The opinion of the court was delivered by: AVIS
The complaint in this case sets forth the making of an assessment for taxes based upon the possession of illicit liquor or, at least, the claimed interest of plaintiff in certain distilled spirits alleged to have been found on her farm; the making and execution of a distraint on the farm property; and the advertisement of the same for sale to satisfy the government lien. The complaint charges the illegality of the assessment and asks that the revenue collector and his deputy be permanently restrained from the collection of the claimed tax.
Application for temporary restraint was made soon after the filing of the complaint, and, after consideration thereof, I restrained the sale of the property until final hearing. The memorandum granting such restraint was filed March 12, 1940, and in it I discussed the reasons raised by the United States Attorney and disposed of questions of law in that memorandum.

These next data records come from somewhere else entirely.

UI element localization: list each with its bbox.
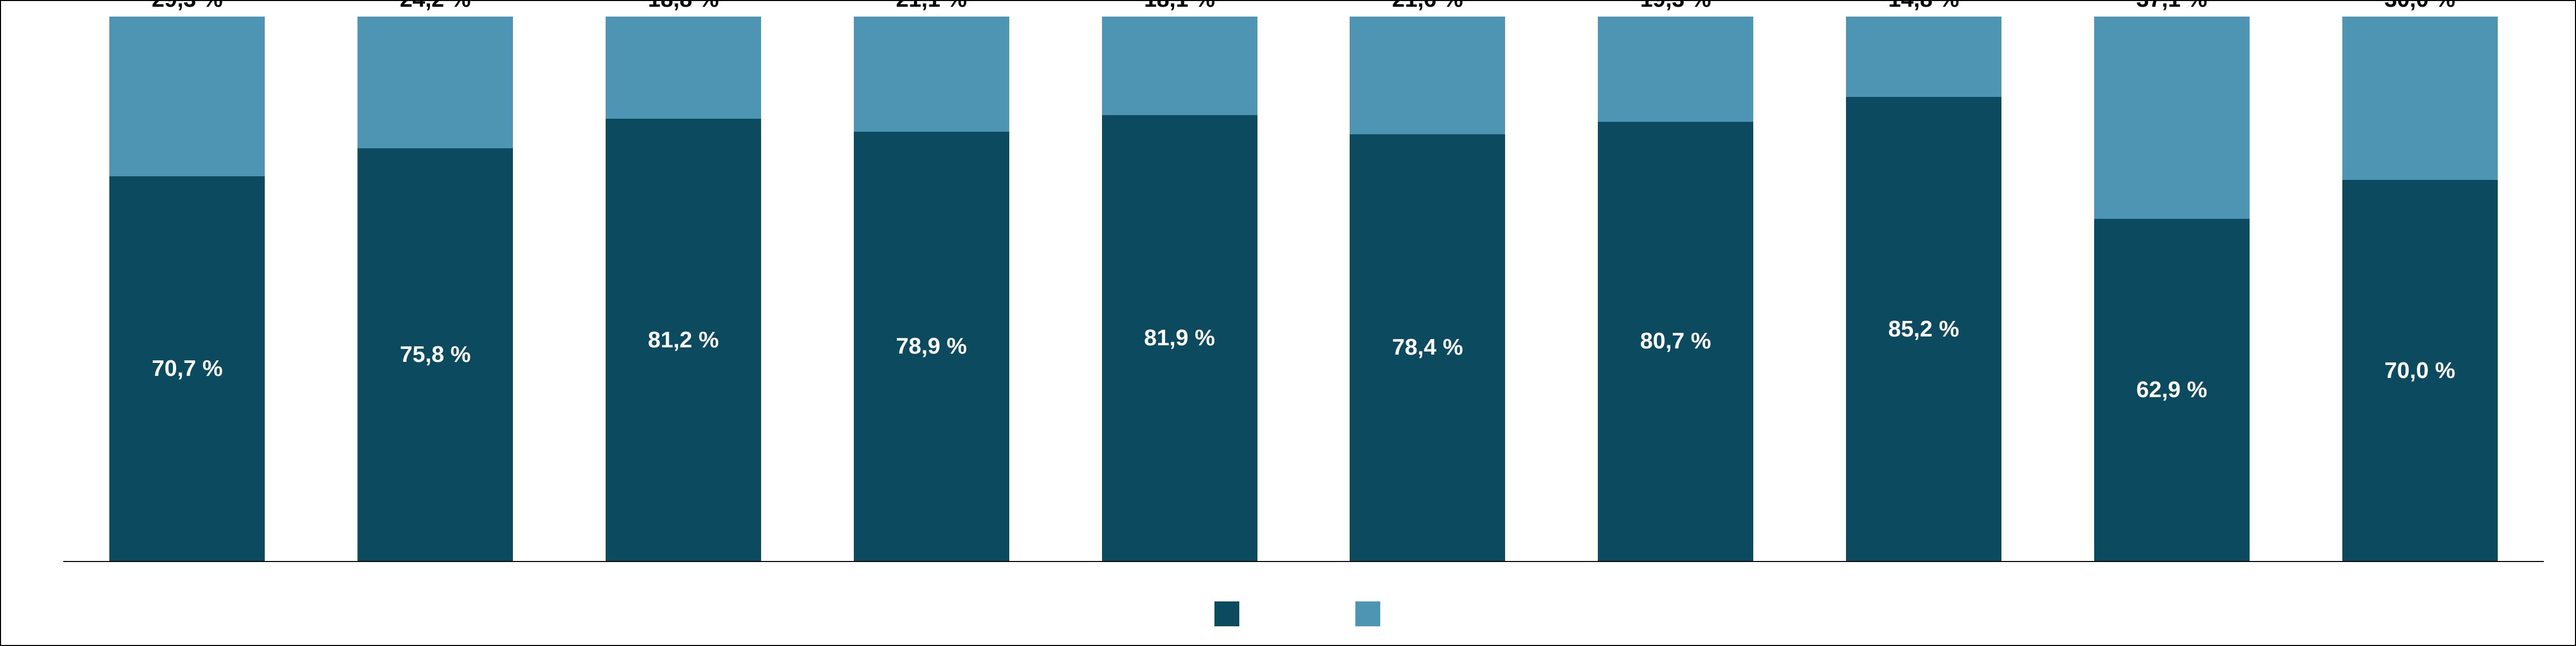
bar-segment-top: 18,8 % [606,17,761,119]
bar-bottom-label: 62,9 % [2136,377,2207,403]
bar-bottom-label: 78,9 % [896,333,967,359]
bar: 18,1 % 81,9 % [1102,17,1257,561]
bar-bottom-label: 81,2 % [648,327,719,353]
bar-top-label: 18,1 % [1102,0,1257,12]
bar: 29,3 % 70,7 % [109,17,265,561]
plot-area: 29,3 % 70,7 % 24,2 % 75,8 % 18,8 % 81,2 % 21,1… [63,17,2544,562]
bar: 14,8 % 85,2 % [1846,17,2001,561]
bar-segment-bottom: 78,4 % [1350,134,1505,561]
bar: 21,1 % 78,9 % [854,17,1009,561]
legend-swatch [1214,601,1239,626]
bar-top-label: 21,6 % [1350,0,1505,12]
bar-segment-bottom: 78,9 % [854,132,1009,561]
legend-item [1214,601,1252,626]
bar-top-label: 37,1 % [2094,0,2250,12]
bar-bottom-label: 70,7 % [152,356,223,382]
bar-segment-top: 21,1 % [854,17,1009,132]
bar-top-label: 14,8 % [1846,0,2001,12]
bar: 30,0 % 70,0 % [2342,17,2498,561]
legend-swatch [1355,601,1380,626]
chart-frame: 29,3 % 70,7 % 24,2 % 75,8 % 18,8 % 81,2 % 21,1… [0,0,2576,646]
bar: 21,6 % 78,4 % [1350,17,1505,561]
bar-segment-bottom: 75,8 % [357,148,513,561]
bar-top-label: 24,2 % [357,0,513,12]
bar-top-label: 18,8 % [606,0,761,12]
bar-segment-bottom: 80,7 % [1598,122,1753,561]
bar-top-label: 30,0 % [2342,0,2498,12]
bar-segment-top: 37,1 % [2094,17,2250,219]
bar-segment-bottom: 62,9 % [2094,219,2250,561]
bar-segment-top: 14,8 % [1846,17,2001,97]
x-axis [63,562,2544,593]
bar: 24,2 % 75,8 % [357,17,513,561]
bar-top-label: 29,3 % [109,0,265,12]
bar-segment-top: 19,3 % [1598,17,1753,122]
bar: 37,1 % 62,9 % [2094,17,2250,561]
bar-bottom-label: 70,0 % [2384,358,2455,384]
bar-bottom-label: 78,4 % [1392,334,1463,360]
bar-segment-top: 30,0 % [2342,17,2498,180]
bar-segment-top: 21,6 % [1350,17,1505,134]
bar-bottom-label: 80,7 % [1640,328,1711,354]
legend-item [1355,601,1393,626]
bar-segment-bottom: 81,2 % [606,119,761,561]
bar-segment-bottom: 70,0 % [2342,180,2498,561]
bar-bottom-label: 85,2 % [1888,316,1959,342]
bar-segment-bottom: 70,7 % [109,176,265,561]
legend [63,593,2544,635]
bar-bottom-label: 81,9 % [1144,325,1215,351]
bar-segment-bottom: 81,9 % [1102,115,1257,561]
bar-bottom-label: 75,8 % [400,342,471,368]
bar-top-label: 21,1 % [854,0,1009,12]
bar: 19,3 % 80,7 % [1598,17,1753,561]
bar-segment-top: 29,3 % [109,17,265,176]
bar-segment-top: 24,2 % [357,17,513,148]
bar-top-label: 19,3 % [1598,0,1753,12]
bar: 18,8 % 81,2 % [606,17,761,561]
bar-segment-bottom: 85,2 % [1846,97,2001,561]
bar-segment-top: 18,1 % [1102,17,1257,115]
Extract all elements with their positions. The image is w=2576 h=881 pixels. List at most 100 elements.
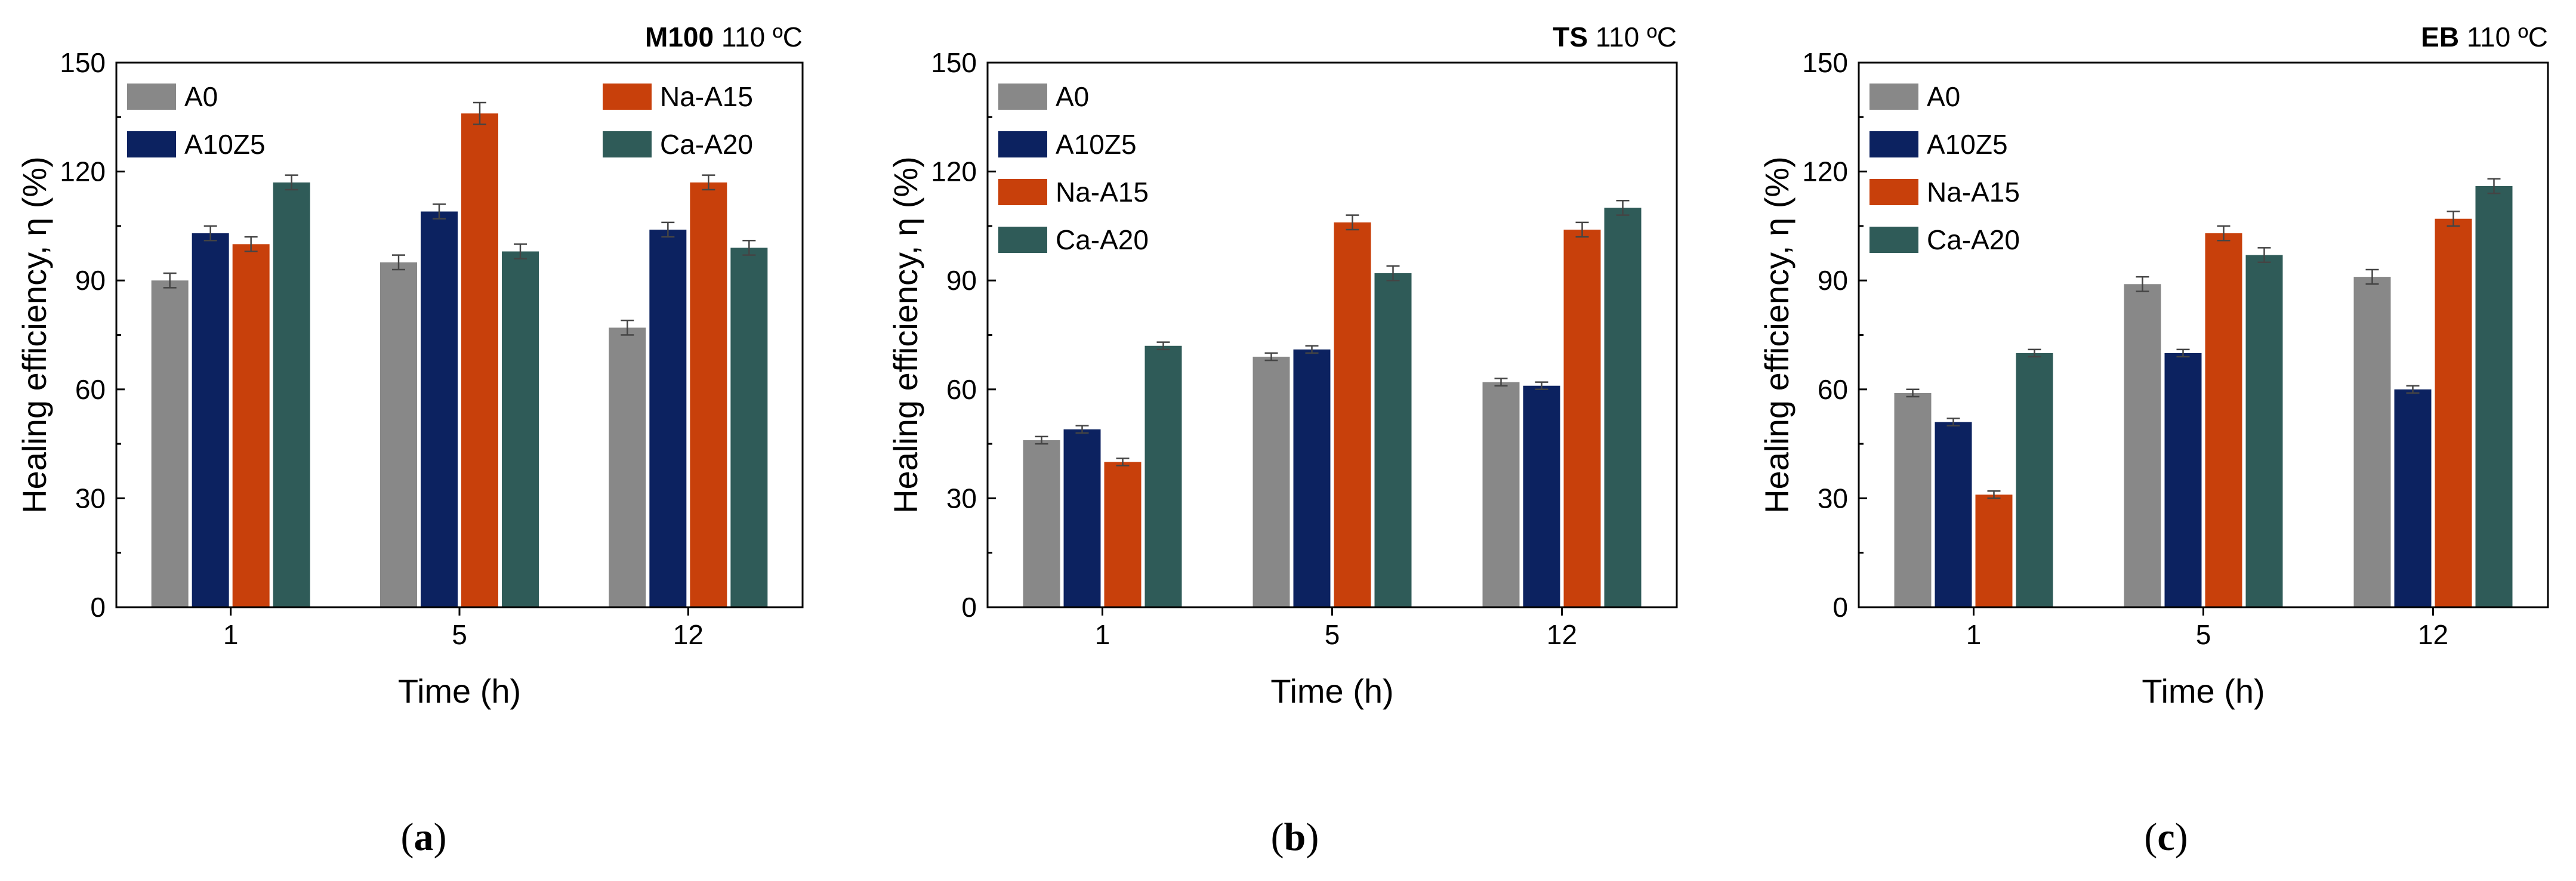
legend-label-a10z5: A10Z5 <box>1927 129 2008 160</box>
x-tick-label: 5 <box>452 619 467 650</box>
legend-label-a0: A0 <box>1927 81 1960 112</box>
y-tick-label: 30 <box>75 483 106 514</box>
legend-swatch-na-a15 <box>603 84 652 110</box>
x-tick-label: 1 <box>223 619 239 650</box>
legend-label-ca-a20: Ca-A20 <box>1056 224 1149 255</box>
panel-letter: c <box>2157 815 2174 859</box>
error-bar-a10z5-12 <box>661 221 675 238</box>
error-bar-ca-a20-12 <box>742 239 756 256</box>
error-bar-a10z5-1 <box>1946 418 1960 426</box>
bar-na-a15-5 <box>2205 233 2242 607</box>
bar-na-a15-12 <box>2435 218 2472 607</box>
legend-swatch-na-a15 <box>1869 179 1918 205</box>
bar-a0-5 <box>380 262 417 607</box>
x-axis-label: Time (h) <box>1270 672 1393 710</box>
legend-label-ca-a20: Ca-A20 <box>1927 224 2020 255</box>
chart-title-rest: 110 ºC <box>1588 21 1677 52</box>
bar-a10z5-12 <box>2394 389 2432 607</box>
bar-ca-a20-12 <box>2475 186 2513 607</box>
chart-panel-a: 0 30 60 90 120 150 1 5 12 Time (h) Healing efficie… <box>16 21 804 859</box>
x-tick-label: 1 <box>1966 619 1982 650</box>
y-tick-label: 0 <box>1832 592 1848 623</box>
bar-a10z5-1 <box>1935 422 1972 607</box>
error-bar-a0-1 <box>163 272 177 289</box>
legend-swatch-a0 <box>127 84 176 110</box>
y-tick-label: 60 <box>75 374 106 405</box>
panel-letter: a <box>414 815 434 859</box>
x-tick-label: 12 <box>1547 619 1577 650</box>
error-bar-a10z5-12 <box>2406 385 2420 394</box>
y-tick-label: 0 <box>90 592 106 623</box>
legend-swatch-a10z5 <box>1869 131 1918 157</box>
bar-ca-a20-1 <box>273 182 310 607</box>
bar-a10z5-12 <box>649 229 687 607</box>
legend-label-a0: A0 <box>184 81 218 112</box>
bar-a0-12 <box>1482 382 1520 607</box>
error-bar-na-a15-12 <box>702 174 715 191</box>
chart-title-rest: 110 ºC <box>714 21 803 52</box>
legend-swatch-a10z5 <box>998 131 1047 157</box>
legend-swatch-a0 <box>998 84 1047 110</box>
bar-na-a15-1 <box>1104 462 1142 607</box>
bar-ca-a20-12 <box>1604 208 1642 607</box>
chart-title-bold: M100 <box>645 21 714 52</box>
bar-ca-a20-1 <box>2016 353 2053 607</box>
y-axis-label: Healing efficiency, η (%) <box>1758 156 1796 514</box>
legend-swatch-na-a15 <box>998 179 1047 205</box>
error-bar-a0-1 <box>1906 388 1920 398</box>
panel-caption: (a) <box>401 815 447 859</box>
bar-a0-5 <box>2124 284 2161 608</box>
y-axis-label: Healing efficiency, η (%) <box>16 156 53 514</box>
error-bar-na-a15-5 <box>1346 214 1359 231</box>
error-bar-ca-a20-5 <box>1386 265 1400 282</box>
chart-title: M100 110 ºC <box>645 21 803 52</box>
bar-ca-a20-5 <box>2245 255 2283 607</box>
error-bar-a0-5 <box>2136 276 2149 292</box>
bar-na-a15-1 <box>232 244 270 607</box>
legend-label-a0: A0 <box>1056 81 1089 112</box>
chart-panel-c: 0 30 60 90 120 150 1 5 12 Time (h) Healing efficie… <box>1758 21 2549 859</box>
bar-a10z5-1 <box>1063 429 1101 607</box>
legend-label-a10z5: A10Z5 <box>184 129 266 160</box>
bar-a0-5 <box>1252 357 1290 607</box>
error-bar-a0-12 <box>621 319 634 336</box>
error-bar-na-a15-12 <box>2447 211 2460 227</box>
error-bar-ca-a20-1 <box>2028 348 2041 358</box>
bar-a0-1 <box>1023 440 1060 607</box>
error-bar-na-a15-5 <box>473 101 486 125</box>
error-bar-a0-12 <box>1494 378 1508 387</box>
chart-title: TS 110 ºC <box>1553 21 1677 52</box>
error-bar-a0-12 <box>2365 268 2379 285</box>
y-tick-label: 150 <box>1802 47 1848 78</box>
y-tick-label: 120 <box>60 156 106 187</box>
panel-caption: (b) <box>1271 815 1319 859</box>
bar-a0-1 <box>1894 392 1932 607</box>
y-tick-label: 0 <box>961 592 977 623</box>
y-tick-label: 60 <box>946 374 977 405</box>
x-tick-label: 5 <box>1325 619 1340 650</box>
legend-label-ca-a20: Ca-A20 <box>660 129 753 160</box>
bar-na-a15-1 <box>1975 494 2013 607</box>
bar-a10z5-12 <box>1523 385 1560 607</box>
x-axis-label: Time (h) <box>398 672 521 710</box>
bar-a0-1 <box>151 280 189 607</box>
error-bar-a10z5-5 <box>2176 348 2190 358</box>
x-axis-label: Time (h) <box>2142 672 2265 710</box>
error-bar-a0-1 <box>1035 435 1048 445</box>
chart-title-rest: 110 ºC <box>2459 21 2548 52</box>
y-tick-label: 120 <box>931 156 977 187</box>
legend-swatch-ca-a20 <box>1869 227 1918 253</box>
chart-title-bold: TS <box>1553 21 1588 52</box>
legend-label-na-a15: Na-A15 <box>1056 177 1149 208</box>
chart-panel-b: 0 30 60 90 120 150 1 5 12 Time (h) Healing efficie… <box>887 21 1678 859</box>
error-bar-a10z5-1 <box>1075 425 1089 434</box>
bar-a10z5-5 <box>421 211 458 607</box>
error-bar-na-a15-1 <box>244 236 258 252</box>
y-tick-label: 90 <box>1818 265 1848 296</box>
error-bar-ca-a20-12 <box>1616 200 1630 216</box>
x-tick-label: 5 <box>2196 619 2211 650</box>
error-bar-a0-5 <box>1264 352 1278 361</box>
error-bar-na-a15-1 <box>1987 490 2001 499</box>
y-tick-label: 90 <box>946 265 977 296</box>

The facts now proven show clearly that, although Mrs. Leonardi may have some small equity in the farm she owns, she cannot raise the money to pay the taxes, and the sale of the farm would take away her opportunity to support herself and her children. I am adhering to the law stated in the aforesaid memorandum as applicable to the facts brought out on final hearing. I still believe that plaintiff does not have an adequate remedy at law; that the Court is not precluded from entering judgment for plaintiff by reason of section 3224 of the Revised Statutes, 26 U.S.C.A.Int.Rev.Code, Sec. 3653(a), and that restraint may be granted as against the defendants named without requiring the United States to be made a party.
They are clear -- Mrs. Leonardi owned a farm in Gloucester county, New Jersey; she rented a portion of it, including a building of some character, to some one who established an illicit still thereon upon the assertion that they expected to produce Javelle water for laundry purposes. She testified that she was to receive as rent $ 10 per week, and that she was not aware that a still had been erected on her place until it was seized by United States officers. She further stated that she was not in any manner interested in the use thereof.
The question involved pertains to whether Mrs. Leonardi was 'in any manner interested in the use of, any still, distillery, or distilling apparatus'. See 26 U.S.C.A. Int. Rev. Code, Sec. 2800(d). She denies that she was, and the only fact relied upon is that she rented the building and land for $ 10 per week and that she lived about 90 feet from the place where the still was erected and operated.
I think this is not enough to make her liable for the assessment.
An early case involving somewhat similar facts is that of United States v. Van Slyke, C.C., 28 Fed.Cas. page 363, No. 16,610, 8 Biss. 227, in which the judge charging the law to a jury, in effect, said that a lessor could not be held liable under a tax similarly levied; that in order to hold a person liable as being interested in the use of a still a direct interest in the business must be shown, and that knowledge by defendant that illicit spirits were being manufactured on the premises did not render him liable for a tax.
I am inclined to believe that that principle is somewhat conservative and is not a sufficiently liberal interpretation of the statute. However, so far as I have been able to discover, the only case modifying the principle therein stated is that of Dougherty v. Lewis, D.C., 28 F.Supp. 621, and in this later case the court sustained the tax by reason of the fact that the lessor was to receive as rent the sum of $ 125 per month, an amount greatly in excess of the actual value, and further that he was fully aware of the use to which his property was to be put and that he permitted such use despite its illegality. This decision was affirmed in 9 Cir., 155 F.2d 478.
The judgment will be for plaintiff restraining the defendants from proceeding with the sale and directing a cancellation of the lien filed.